Laparoscopic vs. open CME
With CME well acknowledged over the years as a technically challenging procedure, it remains debatable whether the laparoscopic approach should be performed. While Hohenberger described CME with CVL initially as an open procedure, there has been some studies which has evaluated the efficacy of the laparoscopic technique with that of the open, especially for right sided tumours (27,30,32,34,39,41,46,54-57).
Most of these studies has yielded similar operative times, safety profile and oncological as compared to the open procedure (27,30,32,34,39,41,46,54-57). The studies available have also demonstrated that some benefits of laparoscopic surgery are seem in those with CME, such as an improved length of stay (41,55,56).

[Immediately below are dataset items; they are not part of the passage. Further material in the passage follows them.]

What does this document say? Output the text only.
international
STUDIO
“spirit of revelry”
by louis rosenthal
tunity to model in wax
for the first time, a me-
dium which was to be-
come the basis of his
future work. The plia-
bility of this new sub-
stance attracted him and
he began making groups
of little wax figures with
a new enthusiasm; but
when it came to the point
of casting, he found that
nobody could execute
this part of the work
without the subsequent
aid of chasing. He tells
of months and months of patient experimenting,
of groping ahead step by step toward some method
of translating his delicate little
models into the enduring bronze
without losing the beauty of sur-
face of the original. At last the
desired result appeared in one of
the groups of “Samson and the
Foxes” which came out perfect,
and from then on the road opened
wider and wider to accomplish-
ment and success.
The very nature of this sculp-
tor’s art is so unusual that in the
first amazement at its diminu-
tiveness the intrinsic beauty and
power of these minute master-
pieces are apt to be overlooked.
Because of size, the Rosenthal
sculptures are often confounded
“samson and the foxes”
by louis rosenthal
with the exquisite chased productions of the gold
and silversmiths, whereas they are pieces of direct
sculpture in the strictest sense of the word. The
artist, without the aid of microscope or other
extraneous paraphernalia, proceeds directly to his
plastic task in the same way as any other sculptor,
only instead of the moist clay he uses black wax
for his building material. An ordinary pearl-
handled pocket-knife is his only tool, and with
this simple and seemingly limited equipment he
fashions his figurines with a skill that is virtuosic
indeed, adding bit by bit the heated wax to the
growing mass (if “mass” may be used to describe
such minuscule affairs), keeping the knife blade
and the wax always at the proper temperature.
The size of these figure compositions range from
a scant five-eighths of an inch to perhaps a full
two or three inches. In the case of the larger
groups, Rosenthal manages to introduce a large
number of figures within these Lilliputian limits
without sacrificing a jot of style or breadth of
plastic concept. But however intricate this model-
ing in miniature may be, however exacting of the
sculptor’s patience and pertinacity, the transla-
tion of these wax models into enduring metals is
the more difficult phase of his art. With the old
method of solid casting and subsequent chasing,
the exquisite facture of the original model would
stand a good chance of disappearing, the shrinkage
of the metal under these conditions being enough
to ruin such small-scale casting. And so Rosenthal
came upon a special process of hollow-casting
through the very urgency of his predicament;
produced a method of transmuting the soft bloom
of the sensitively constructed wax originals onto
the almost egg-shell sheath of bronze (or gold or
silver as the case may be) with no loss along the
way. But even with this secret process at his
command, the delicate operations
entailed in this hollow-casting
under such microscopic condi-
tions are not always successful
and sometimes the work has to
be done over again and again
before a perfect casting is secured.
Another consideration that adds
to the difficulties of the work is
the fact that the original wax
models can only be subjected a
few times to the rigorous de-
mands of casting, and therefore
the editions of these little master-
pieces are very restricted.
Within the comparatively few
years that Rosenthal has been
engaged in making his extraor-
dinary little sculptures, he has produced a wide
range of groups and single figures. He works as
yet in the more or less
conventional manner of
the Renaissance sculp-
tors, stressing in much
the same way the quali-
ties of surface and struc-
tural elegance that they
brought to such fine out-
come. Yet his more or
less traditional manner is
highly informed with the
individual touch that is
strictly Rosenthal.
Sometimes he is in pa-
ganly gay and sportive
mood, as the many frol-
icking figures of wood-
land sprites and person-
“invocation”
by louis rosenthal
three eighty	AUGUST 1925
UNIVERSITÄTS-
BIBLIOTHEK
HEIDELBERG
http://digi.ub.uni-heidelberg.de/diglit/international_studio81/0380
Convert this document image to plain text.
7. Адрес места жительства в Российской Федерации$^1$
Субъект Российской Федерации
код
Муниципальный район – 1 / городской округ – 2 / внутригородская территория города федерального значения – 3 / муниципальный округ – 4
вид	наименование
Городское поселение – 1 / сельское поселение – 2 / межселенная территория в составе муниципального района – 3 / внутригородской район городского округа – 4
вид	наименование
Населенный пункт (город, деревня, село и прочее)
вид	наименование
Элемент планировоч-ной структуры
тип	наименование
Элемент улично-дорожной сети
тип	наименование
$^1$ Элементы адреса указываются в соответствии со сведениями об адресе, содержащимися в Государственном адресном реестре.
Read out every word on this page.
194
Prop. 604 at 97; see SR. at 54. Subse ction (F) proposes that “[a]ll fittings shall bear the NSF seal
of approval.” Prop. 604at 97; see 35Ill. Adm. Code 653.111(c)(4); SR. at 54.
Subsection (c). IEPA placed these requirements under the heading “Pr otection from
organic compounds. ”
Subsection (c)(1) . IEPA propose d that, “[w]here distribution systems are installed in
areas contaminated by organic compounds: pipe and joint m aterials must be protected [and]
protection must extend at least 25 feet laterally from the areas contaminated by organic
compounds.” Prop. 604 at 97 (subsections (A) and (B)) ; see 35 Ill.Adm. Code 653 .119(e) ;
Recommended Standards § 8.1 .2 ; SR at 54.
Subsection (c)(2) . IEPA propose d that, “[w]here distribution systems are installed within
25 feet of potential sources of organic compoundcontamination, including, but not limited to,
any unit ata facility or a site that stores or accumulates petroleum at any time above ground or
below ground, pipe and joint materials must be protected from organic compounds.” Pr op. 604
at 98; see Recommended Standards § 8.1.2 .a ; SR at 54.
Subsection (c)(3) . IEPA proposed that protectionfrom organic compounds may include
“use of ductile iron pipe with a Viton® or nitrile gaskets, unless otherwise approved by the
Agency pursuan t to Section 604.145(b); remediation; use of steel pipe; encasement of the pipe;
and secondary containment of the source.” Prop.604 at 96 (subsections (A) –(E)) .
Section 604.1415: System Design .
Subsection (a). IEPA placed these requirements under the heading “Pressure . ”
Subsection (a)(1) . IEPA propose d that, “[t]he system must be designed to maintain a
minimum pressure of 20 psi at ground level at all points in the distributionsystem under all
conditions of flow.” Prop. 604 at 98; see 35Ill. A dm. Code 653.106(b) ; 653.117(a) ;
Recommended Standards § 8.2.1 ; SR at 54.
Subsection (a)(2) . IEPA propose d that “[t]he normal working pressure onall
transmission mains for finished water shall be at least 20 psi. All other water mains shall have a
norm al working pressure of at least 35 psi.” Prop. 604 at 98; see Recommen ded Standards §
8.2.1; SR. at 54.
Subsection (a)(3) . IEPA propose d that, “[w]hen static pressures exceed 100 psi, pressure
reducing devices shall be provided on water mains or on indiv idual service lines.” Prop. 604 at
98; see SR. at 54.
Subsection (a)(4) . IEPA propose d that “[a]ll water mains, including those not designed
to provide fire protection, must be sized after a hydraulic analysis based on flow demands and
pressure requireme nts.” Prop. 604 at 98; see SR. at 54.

Mesocolon intactness, distance from high tie and lymph node yield has also been generally similar (39,41,55,57). However, some studies show that oncological outcomes like survival favours laparoscopy, which might suggest some form of selection bias between the two techniques.
The only randomized trial comparing laparoscopic and open CME from Yamamoto et al. revealed that the laparoscopic group has a lower complication rate and shorter length of stay which is consistent with that from other retrospective comparative studies (57).
Is it really necessary?
The proponents of CME have displayed anatomical and theoretically logical benefits of CME. The standardization of the technique of colectomies through the principles of CME, as well as the grading of resected specimen would definitely help the quality of surgery performed, which can be extrapolated to an improvement of survival for colon cancer. However, one must question its suitability to be applied to all colectomies.
Distractors of CME would still argue that the role of lymph node yield for colectomies may still be prognostic instead of curative, with the efficacy of chemotherapy and its adjuncts being shown to have improved over the years. There are many authors that question the causal relationship between lymph node yield as well as survival, citing confounding factors like age, tumour characteristics, etc. (12,15,43,58,59). Some studies have also shown that there is minimal survival benefit in patients with more than 12 lymph nodes resected (15).
Radical lymphadenectomy has also been postulated to be much easier in lower BMI, Asian patients, where most D3 lymphadenectomy are performed. Some western surgeons believe that the increased complexity, time and morbidity that CME brings may not be a worthwhile investment for the more obese western patients (12,15,58,59).
In addition to the above, most studies encouraging the uptake of CME are have been retrospective in nature, with all the disadvantages and biases associated with a retrospective study unavoidable. There has yet to be any well-designed prospective randomized controlled trials comparing CME against conventional colectomies.
Whilst the purported benefits of CME remain enticing, more well-designed randomized control trials are necessary to justify the increased risks taken and effort to mount the learning curve for CME. The authors are in the opinion that CME may still benefit a group of carefully selected patients, however, more evidence is required before they will jump onto this bandwagon.
Conflicts of Interest: The authors have no conflicts of interest to declare.
Ethical Statement: The authors are accountable for all aspects of the work in ensuring that questions related to the accuracy or integrity of any part of the work are appropriately investigated and resolved.